Speaking to an audience of students and faculty, President Higgins said young people in Ireland would regard it as "abhorrent" that there was still global hunger. He said it was one of the basic moral issues they raised, that there was such a gap between "moral instinct and action".

He also said that hunger was not just an issue in so-called "developing countries" but was also a growing problem "within the cities of the developed world as the massive expansion of food relief centres in major cities attests".

The President urged the students to recognise that monopolies had "immense power", and warned against such a monopoly that "so far has escaped regulation and which uses its power to influence both those who are designing policy and those who are seeking to practice at the front line of human need".

He said there was "no point" trying to avoid the contradictions that arose when multinational corporations sought to define the relationship between donor and recipient countries, even though they themselves were "not observing basic principles in terms of extraction, taxation, environmental standards or labour rights".

He stressed once again that those who "draft, decide and define the policy and the process must be accountable to those who elect governments". 

President Higgins also pointed out the pressure that aid agencies and others in the NGO sector were under because they were "excessively dependent" on funding from foundations. 

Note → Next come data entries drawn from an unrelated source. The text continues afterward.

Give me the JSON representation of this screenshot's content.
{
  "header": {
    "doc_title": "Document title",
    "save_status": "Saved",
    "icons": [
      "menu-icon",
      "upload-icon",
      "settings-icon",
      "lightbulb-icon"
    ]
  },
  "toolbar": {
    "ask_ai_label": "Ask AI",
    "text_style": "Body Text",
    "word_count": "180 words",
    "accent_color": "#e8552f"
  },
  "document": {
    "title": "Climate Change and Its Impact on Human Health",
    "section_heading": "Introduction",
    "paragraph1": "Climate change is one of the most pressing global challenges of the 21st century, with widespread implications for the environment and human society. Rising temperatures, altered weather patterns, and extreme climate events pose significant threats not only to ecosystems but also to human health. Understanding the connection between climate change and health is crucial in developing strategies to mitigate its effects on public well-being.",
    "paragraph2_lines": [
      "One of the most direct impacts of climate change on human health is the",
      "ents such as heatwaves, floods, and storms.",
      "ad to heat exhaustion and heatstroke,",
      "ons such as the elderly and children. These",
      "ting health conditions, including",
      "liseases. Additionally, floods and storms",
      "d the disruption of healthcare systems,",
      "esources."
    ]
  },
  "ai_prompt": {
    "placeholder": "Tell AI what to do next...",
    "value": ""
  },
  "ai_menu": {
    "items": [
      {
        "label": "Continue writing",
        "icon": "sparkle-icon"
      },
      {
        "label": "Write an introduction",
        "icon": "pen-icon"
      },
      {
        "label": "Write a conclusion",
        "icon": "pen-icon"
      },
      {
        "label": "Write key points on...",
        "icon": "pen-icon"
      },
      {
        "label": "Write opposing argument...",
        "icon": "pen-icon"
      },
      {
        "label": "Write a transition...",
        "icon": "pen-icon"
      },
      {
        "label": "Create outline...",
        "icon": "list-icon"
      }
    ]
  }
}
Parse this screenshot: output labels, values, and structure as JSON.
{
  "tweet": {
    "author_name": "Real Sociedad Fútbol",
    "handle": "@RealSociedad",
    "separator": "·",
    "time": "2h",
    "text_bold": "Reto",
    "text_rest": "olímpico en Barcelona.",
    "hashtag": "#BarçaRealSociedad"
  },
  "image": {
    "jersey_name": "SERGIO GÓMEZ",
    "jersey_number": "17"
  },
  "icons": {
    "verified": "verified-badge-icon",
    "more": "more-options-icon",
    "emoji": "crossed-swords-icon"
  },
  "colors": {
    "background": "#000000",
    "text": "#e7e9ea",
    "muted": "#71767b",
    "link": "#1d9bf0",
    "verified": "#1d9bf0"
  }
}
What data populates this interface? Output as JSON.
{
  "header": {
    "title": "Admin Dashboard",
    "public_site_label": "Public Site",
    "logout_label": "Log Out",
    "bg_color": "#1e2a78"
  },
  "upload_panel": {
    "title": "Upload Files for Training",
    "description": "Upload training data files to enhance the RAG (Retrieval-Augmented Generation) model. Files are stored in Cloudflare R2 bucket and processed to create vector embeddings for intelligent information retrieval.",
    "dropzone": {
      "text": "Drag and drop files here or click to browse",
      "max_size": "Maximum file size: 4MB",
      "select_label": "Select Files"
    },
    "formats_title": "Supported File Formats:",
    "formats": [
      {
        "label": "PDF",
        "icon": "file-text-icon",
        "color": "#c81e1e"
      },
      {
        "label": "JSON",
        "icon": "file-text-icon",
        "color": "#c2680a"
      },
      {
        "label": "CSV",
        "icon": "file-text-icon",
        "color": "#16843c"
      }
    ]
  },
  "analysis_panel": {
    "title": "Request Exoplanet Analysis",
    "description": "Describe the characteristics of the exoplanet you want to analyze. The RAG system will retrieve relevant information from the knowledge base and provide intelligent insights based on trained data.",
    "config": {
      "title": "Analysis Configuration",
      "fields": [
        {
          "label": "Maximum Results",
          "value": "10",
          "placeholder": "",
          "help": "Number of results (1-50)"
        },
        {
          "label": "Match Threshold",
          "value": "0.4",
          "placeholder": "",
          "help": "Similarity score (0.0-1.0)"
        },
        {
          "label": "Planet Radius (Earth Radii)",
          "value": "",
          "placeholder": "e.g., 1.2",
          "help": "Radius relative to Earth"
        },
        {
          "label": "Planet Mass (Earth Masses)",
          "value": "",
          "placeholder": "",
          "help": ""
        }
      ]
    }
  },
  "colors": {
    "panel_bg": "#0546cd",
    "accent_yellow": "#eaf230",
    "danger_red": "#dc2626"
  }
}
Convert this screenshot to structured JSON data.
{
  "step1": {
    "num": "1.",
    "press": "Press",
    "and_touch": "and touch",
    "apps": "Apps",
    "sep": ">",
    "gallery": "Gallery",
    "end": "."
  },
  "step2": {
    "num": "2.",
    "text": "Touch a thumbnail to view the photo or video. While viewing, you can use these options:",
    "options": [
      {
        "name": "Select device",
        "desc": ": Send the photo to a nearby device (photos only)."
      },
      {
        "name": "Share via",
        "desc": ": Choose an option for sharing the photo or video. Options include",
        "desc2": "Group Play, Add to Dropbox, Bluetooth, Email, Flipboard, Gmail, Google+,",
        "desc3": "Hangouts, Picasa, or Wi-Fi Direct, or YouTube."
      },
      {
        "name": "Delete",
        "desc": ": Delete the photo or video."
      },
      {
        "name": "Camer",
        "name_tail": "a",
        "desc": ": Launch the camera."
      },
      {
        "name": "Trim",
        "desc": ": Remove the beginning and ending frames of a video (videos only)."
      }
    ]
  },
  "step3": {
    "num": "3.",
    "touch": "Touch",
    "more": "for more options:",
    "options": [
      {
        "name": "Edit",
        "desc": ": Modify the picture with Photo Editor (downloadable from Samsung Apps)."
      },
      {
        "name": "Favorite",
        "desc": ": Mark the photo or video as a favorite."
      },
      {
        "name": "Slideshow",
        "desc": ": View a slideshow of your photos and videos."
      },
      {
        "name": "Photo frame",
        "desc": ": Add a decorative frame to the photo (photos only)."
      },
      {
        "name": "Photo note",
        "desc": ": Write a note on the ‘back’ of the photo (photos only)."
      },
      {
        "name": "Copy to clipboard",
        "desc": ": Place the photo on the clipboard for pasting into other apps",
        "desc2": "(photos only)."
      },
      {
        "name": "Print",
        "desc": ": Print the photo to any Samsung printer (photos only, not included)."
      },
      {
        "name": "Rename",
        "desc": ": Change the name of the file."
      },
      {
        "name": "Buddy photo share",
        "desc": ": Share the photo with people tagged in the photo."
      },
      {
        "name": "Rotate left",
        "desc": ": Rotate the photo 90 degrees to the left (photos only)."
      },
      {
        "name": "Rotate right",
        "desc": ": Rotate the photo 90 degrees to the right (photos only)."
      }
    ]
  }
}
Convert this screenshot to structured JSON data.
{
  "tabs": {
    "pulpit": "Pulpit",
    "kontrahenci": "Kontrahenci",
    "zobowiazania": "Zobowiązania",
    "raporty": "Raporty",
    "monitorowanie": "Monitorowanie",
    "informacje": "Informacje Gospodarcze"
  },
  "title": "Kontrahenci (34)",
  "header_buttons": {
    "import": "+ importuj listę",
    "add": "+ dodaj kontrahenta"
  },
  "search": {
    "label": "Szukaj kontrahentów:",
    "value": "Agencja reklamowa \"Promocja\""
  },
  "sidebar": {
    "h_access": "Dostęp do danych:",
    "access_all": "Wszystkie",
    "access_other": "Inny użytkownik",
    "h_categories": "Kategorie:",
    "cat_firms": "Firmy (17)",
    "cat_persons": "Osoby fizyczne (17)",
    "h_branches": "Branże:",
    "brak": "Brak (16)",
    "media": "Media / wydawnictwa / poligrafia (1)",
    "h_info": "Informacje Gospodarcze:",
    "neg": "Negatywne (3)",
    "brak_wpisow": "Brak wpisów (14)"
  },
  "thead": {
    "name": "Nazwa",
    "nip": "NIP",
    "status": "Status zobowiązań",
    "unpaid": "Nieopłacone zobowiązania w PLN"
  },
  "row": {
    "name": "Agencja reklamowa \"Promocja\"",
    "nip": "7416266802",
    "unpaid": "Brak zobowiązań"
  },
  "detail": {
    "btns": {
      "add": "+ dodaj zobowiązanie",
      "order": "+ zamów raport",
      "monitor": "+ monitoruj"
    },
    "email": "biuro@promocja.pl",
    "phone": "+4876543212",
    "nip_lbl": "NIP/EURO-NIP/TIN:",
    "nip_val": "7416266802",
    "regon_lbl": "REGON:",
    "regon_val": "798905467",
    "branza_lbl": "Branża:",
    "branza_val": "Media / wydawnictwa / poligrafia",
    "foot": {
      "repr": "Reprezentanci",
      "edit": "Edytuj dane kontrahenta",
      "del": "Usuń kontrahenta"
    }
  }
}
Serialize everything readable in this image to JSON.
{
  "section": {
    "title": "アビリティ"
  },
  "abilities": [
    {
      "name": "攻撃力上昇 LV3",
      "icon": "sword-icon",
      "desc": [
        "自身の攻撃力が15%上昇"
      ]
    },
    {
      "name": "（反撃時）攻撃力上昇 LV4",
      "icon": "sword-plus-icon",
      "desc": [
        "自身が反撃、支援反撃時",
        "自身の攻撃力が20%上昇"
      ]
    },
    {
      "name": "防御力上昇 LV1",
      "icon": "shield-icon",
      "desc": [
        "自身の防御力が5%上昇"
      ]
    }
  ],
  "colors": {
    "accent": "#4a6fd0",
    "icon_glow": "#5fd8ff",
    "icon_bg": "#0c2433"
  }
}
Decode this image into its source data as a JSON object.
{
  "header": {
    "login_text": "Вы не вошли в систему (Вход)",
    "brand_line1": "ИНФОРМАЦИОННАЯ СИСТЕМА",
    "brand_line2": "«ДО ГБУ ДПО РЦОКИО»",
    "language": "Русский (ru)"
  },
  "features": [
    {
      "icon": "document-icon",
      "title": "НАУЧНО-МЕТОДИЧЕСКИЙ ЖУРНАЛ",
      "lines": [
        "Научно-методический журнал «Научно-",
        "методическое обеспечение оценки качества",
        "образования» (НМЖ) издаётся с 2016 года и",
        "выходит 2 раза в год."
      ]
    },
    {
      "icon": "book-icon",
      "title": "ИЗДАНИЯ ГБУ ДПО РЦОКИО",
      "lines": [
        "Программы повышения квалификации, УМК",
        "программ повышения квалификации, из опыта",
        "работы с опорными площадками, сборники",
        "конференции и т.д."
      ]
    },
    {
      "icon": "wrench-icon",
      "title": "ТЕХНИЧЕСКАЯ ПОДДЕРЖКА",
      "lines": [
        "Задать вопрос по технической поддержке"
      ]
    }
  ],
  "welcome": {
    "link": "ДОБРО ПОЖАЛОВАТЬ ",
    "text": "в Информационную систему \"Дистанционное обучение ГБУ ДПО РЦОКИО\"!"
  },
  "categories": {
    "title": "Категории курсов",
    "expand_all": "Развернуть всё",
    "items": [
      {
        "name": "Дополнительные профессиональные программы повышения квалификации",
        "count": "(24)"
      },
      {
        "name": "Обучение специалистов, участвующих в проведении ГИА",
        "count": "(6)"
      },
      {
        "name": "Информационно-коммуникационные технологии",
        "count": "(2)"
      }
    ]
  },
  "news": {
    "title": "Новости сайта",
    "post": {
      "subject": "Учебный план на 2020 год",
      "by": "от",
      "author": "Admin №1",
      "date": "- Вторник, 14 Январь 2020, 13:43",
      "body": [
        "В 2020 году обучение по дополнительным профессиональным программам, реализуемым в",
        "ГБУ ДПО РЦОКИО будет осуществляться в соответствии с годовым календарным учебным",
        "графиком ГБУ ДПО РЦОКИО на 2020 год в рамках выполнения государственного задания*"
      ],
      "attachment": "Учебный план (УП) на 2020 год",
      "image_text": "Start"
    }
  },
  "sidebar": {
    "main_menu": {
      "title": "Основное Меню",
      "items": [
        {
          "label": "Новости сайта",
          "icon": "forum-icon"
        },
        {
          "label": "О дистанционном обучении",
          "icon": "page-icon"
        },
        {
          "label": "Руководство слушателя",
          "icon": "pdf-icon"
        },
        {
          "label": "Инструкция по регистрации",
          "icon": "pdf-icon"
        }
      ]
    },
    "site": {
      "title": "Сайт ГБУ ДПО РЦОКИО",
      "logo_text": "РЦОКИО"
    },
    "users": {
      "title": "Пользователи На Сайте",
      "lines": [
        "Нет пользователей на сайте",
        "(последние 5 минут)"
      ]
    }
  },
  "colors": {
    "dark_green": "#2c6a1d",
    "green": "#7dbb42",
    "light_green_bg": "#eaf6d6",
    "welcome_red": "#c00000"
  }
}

He said they often had to "construct their policies and practices under the influence of, or certainly taking into account, the strategic interests of multi-national corporations".

He also pointed to the lack of equality in the international legal system, that there was an imbalance of power that was perhaps ignored.

President Higgins said international jurisprudence was "mocked" every day by the enormity of the fines paid by the banking sector and various multinational corporations.